Posted mostly because Tim Evanson posted a photo of wild gaillardias on Google+ a moment ago, and they’re just such gorgeous summer-blooming plants. A great and dependable garden plant, and also available in bunches from florists (as well as growing wild in fields):

Gaillardia …, the [(Indian)] blanket flowers, is a genus of drought-tolerant annual and perennial plants from the sunflower family (Asteraceae), native to North and South America. It was named after M. Gaillard de Charentonneau, an 18th-century French magistrate who was a patron of botany. The common name refers to the inflorescence’s resemblance to brightly patterned blankets made by native Americans. (link)

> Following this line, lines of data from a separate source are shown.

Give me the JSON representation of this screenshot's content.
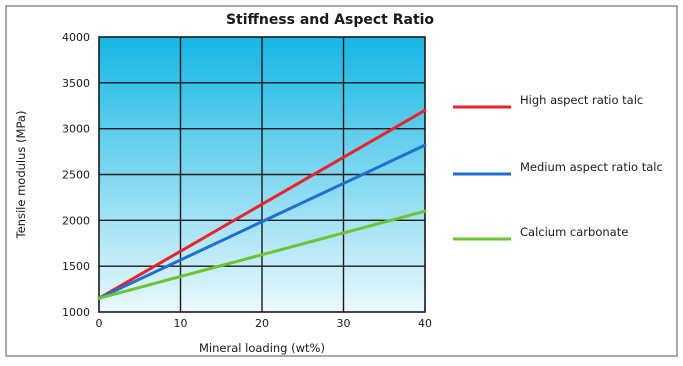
{
  "chart_data": {
    "type": "line",
    "title": "Stiffness and Aspect Ratio",
    "xlabel": "Mineral loading (wt%)",
    "ylabel": "Tensile modulus (MPa)",
    "xlim": [
      0,
      40
    ],
    "ylim": [
      1000,
      4000
    ],
    "x_ticks": [
      "0",
      "10",
      "20",
      "30",
      "40"
    ],
    "y_ticks": [
      "1000",
      "1500",
      "2000",
      "2500",
      "3000",
      "3500",
      "4000"
    ],
    "grid": true,
    "legend_position": "right",
    "series": [
      {
        "name": "High aspect ratio talc",
        "color": "#e8242a",
        "x": [
          0,
          40
        ],
        "y": [
          1150,
          3200
        ]
      },
      {
        "name": "Medium aspect ratio talc",
        "color": "#1f6fd1",
        "x": [
          0,
          40
        ],
        "y": [
          1150,
          2820
        ]
      },
      {
        "name": "Calcium carbonate",
        "color": "#6cc334",
        "x": [
          0,
          40
        ],
        "y": [
          1150,
          2100
        ]
      }
    ]
  }
}
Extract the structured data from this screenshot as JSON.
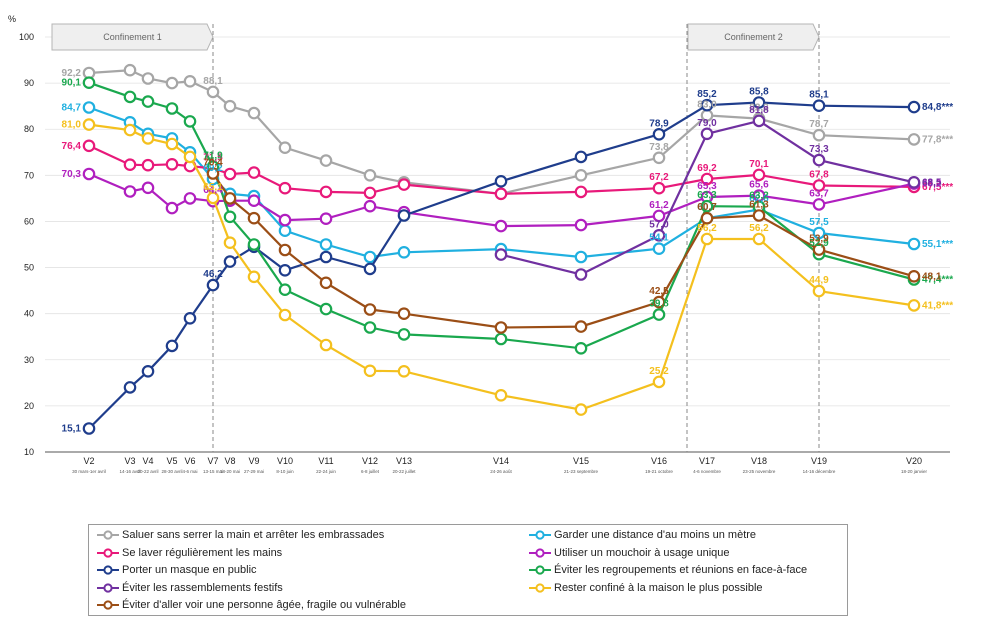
{
  "chart_data": {
    "type": "line",
    "ylabel": "%",
    "ylim": [
      10,
      100
    ],
    "yticks": [
      10,
      20,
      30,
      40,
      50,
      60,
      70,
      80,
      90,
      100
    ],
    "periods": [
      {
        "label": "Confinement 1",
        "from": "V2",
        "to": "V7"
      },
      {
        "label": "Confinement 2",
        "from": "V17",
        "to": "V19"
      }
    ],
    "categories": [
      {
        "label": "V2",
        "sub": "30 mars-1er avril"
      },
      {
        "label": "V3",
        "sub": "14-16 avril"
      },
      {
        "label": "V4",
        "sub": "20-22 avril"
      },
      {
        "label": "V5",
        "sub": "28-30 avril"
      },
      {
        "label": "V6",
        "sub": "4-6 mai"
      },
      {
        "label": "V7",
        "sub": "13-15 mai"
      },
      {
        "label": "V8",
        "sub": "18-20 mai"
      },
      {
        "label": "V9",
        "sub": "27-29 mai"
      },
      {
        "label": "V10",
        "sub": "8-10 juin"
      },
      {
        "label": "V11",
        "sub": "22-24 juin"
      },
      {
        "label": "V12",
        "sub": "6-8 juillet"
      },
      {
        "label": "V13",
        "sub": "20-22 juillet"
      },
      {
        "label": "V14",
        "sub": "24-26 août"
      },
      {
        "label": "V15",
        "sub": "21-23 septembre"
      },
      {
        "label": "V16",
        "sub": "19-21 octobre"
      },
      {
        "label": "V17",
        "sub": "4-6 novembre"
      },
      {
        "label": "V18",
        "sub": "23-25 novembre"
      },
      {
        "label": "V19",
        "sub": "14-16 décembre"
      },
      {
        "label": "V20",
        "sub": "18-20 janvier"
      }
    ],
    "series": [
      {
        "name": "Saluer sans serrer la main et arrêter les embrassades",
        "color": "#a6a6a6",
        "values": [
          92.2,
          92.8,
          91,
          90,
          90.4,
          88.1,
          85,
          83.5,
          76,
          73.2,
          70,
          68.5,
          66,
          70,
          73.8,
          83,
          82.3,
          78.7,
          77.8
        ],
        "labels": [
          {
            "i": 0,
            "text": "92,2"
          },
          {
            "i": 5,
            "text": "88,1"
          },
          {
            "i": 14,
            "text": "73,8"
          },
          {
            "i": 15,
            "text": "83,0"
          },
          {
            "i": 16,
            "text": "82,3"
          },
          {
            "i": 17,
            "text": "78,7"
          },
          {
            "i": 18,
            "text": "77,8***"
          }
        ]
      },
      {
        "name": "Garder une distance d'au moins un mètre",
        "color": "#20b0e0",
        "values": [
          84.7,
          81.5,
          79,
          78,
          75,
          69.2,
          66,
          65.5,
          58,
          55,
          52.3,
          53.3,
          54,
          52.3,
          54.1,
          60.7,
          62.6,
          57.5,
          55.1
        ],
        "labels": [
          {
            "i": 0,
            "text": "84,7"
          },
          {
            "i": 5,
            "text": "69,2"
          },
          {
            "i": 14,
            "text": "54,1"
          },
          {
            "i": 15,
            "text": "60,7"
          },
          {
            "i": 16,
            "text": "62,6"
          },
          {
            "i": 17,
            "text": "57,5"
          },
          {
            "i": 18,
            "text": "55,1***"
          }
        ]
      },
      {
        "name": "Se laver régulièrement les mains",
        "color": "#e8197a",
        "values": [
          76.4,
          72.3,
          72.2,
          72.4,
          72,
          71.5,
          70.3,
          70.6,
          67.2,
          66.4,
          66.2,
          68,
          66,
          66.4,
          67.2,
          69.2,
          70.1,
          67.8,
          67.5
        ],
        "labels": [
          {
            "i": 0,
            "text": "76,4"
          },
          {
            "i": 5,
            "text": "71,5"
          },
          {
            "i": 14,
            "text": "67,2"
          },
          {
            "i": 15,
            "text": "69,2"
          },
          {
            "i": 16,
            "text": "70,1"
          },
          {
            "i": 17,
            "text": "67,8"
          },
          {
            "i": 18,
            "text": "67,5***"
          }
        ]
      },
      {
        "name": "Utiliser un mouchoir à usage unique",
        "color": "#b01fbf",
        "values": [
          70.3,
          66.5,
          67.3,
          62.9,
          65,
          64.4,
          64.5,
          64.5,
          60.3,
          60.6,
          63.3,
          62,
          59,
          59.2,
          61.2,
          65.3,
          65.6,
          63.7,
          68.2
        ],
        "labels": [
          {
            "i": 0,
            "text": "70,3"
          },
          {
            "i": 5,
            "text": "64,4"
          },
          {
            "i": 14,
            "text": "61,2"
          },
          {
            "i": 15,
            "text": "65,3"
          },
          {
            "i": 16,
            "text": "65,6"
          },
          {
            "i": 17,
            "text": "63,7"
          },
          {
            "i": 18,
            "text": "68,2"
          }
        ]
      },
      {
        "name": "Porter un masque en public",
        "color": "#1f3d8c",
        "values": [
          15.1,
          24,
          27.5,
          33,
          39,
          46.2,
          51.3,
          54.5,
          49.4,
          52.3,
          49.7,
          61.3,
          68.7,
          74,
          78.9,
          85.2,
          85.8,
          85.1,
          84.8
        ],
        "labels": [
          {
            "i": 0,
            "text": "15,1"
          },
          {
            "i": 5,
            "text": "46,2"
          },
          {
            "i": 14,
            "text": "78,9"
          },
          {
            "i": 15,
            "text": "85,2"
          },
          {
            "i": 16,
            "text": "85,8"
          },
          {
            "i": 17,
            "text": "85,1"
          },
          {
            "i": 18,
            "text": "84,8***"
          }
        ]
      },
      {
        "name": "Éviter les regroupements et réunions en face-à-face",
        "color": "#1aa84e",
        "values": [
          90.1,
          87,
          86,
          84.5,
          81.7,
          71.9,
          61,
          55,
          45.2,
          41,
          37,
          35.5,
          34.5,
          32.5,
          39.8,
          63.3,
          63.2,
          52.9,
          47.4
        ],
        "labels": [
          {
            "i": 0,
            "text": "90,1"
          },
          {
            "i": 5,
            "text": "71,9"
          },
          {
            "i": 14,
            "text": "39,8"
          },
          {
            "i": 15,
            "text": "63,3"
          },
          {
            "i": 16,
            "text": "63,2"
          },
          {
            "i": 17,
            "text": "52,9"
          },
          {
            "i": 18,
            "text": "47,4***"
          }
        ]
      },
      {
        "name": "Éviter les rassemblements festifs",
        "color": "#7030a0",
        "values": [
          null,
          null,
          null,
          null,
          null,
          null,
          null,
          null,
          null,
          null,
          null,
          null,
          52.8,
          48.5,
          57,
          79,
          81.8,
          73.3,
          68.5
        ],
        "labels": [
          {
            "i": 14,
            "text": "57,0"
          },
          {
            "i": 15,
            "text": "79,0"
          },
          {
            "i": 16,
            "text": "81,8"
          },
          {
            "i": 17,
            "text": "73,3"
          },
          {
            "i": 18,
            "text": "68,5"
          }
        ]
      },
      {
        "name": "Rester confiné à la maison le plus possible",
        "color": "#f4c01e",
        "values": [
          81,
          79.8,
          78,
          76.8,
          74,
          65.1,
          55.4,
          48,
          39.7,
          33.2,
          27.6,
          27.5,
          22.3,
          19.2,
          25.2,
          56.2,
          56.2,
          44.9,
          41.8
        ],
        "labels": [
          {
            "i": 0,
            "text": "81,0"
          },
          {
            "i": 5,
            "text": "65,1"
          },
          {
            "i": 14,
            "text": "25,2"
          },
          {
            "i": 15,
            "text": "56,2"
          },
          {
            "i": 16,
            "text": "56,2"
          },
          {
            "i": 17,
            "text": "44,9"
          },
          {
            "i": 18,
            "text": "41,8***"
          }
        ]
      },
      {
        "name": "Éviter d'aller voir une personne âgée, fragile ou vulnérable",
        "color": "#9b4e16",
        "values": [
          null,
          null,
          null,
          null,
          null,
          70.4,
          65,
          60.7,
          53.8,
          46.7,
          40.9,
          40,
          37,
          37.2,
          42.5,
          60.7,
          61.3,
          53.9,
          48.1
        ],
        "labels": [
          {
            "i": 5,
            "text": "70,4"
          },
          {
            "i": 14,
            "text": "42,5"
          },
          {
            "i": 15,
            "text": "60,7"
          },
          {
            "i": 16,
            "text": "61,3"
          },
          {
            "i": 17,
            "text": "53,9"
          },
          {
            "i": 18,
            "text": "48,1"
          }
        ]
      }
    ]
  },
  "legend": [
    {
      "series": 0,
      "col": 0,
      "row": 0
    },
    {
      "series": 1,
      "col": 1,
      "row": 0
    },
    {
      "series": 2,
      "col": 0,
      "row": 1
    },
    {
      "series": 3,
      "col": 1,
      "row": 1
    },
    {
      "series": 4,
      "col": 0,
      "row": 2
    },
    {
      "series": 5,
      "col": 1,
      "row": 2
    },
    {
      "series": 6,
      "col": 0,
      "row": 3
    },
    {
      "series": 7,
      "col": 1,
      "row": 3
    },
    {
      "series": 8,
      "col": 0,
      "row": 4
    }
  ]
}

[Note the problem the Wikipedia writers have in dealing with subject-verb agreement when the subject is a (singular)  mass noun (gaillardia) with a plural count noun (blanket flowers) in apposition to it. There are several ways out of the conflict: use a count counterpart to gaillardia, which can be pluralized (“Gaillardias, the blanket flowers, are a genus of…” — with gaillardias ‘species of gaillardia’ or gaillardias ‘gaillardia plants’); use the mass type-name counterpart to blanket flower, which will be singular (“Gaillardia, the blanket flower, is a genus of…”); or punt in one one or another (“Gaillardia is a genus of…; the plants are also known as blanket flowers”, for instance).]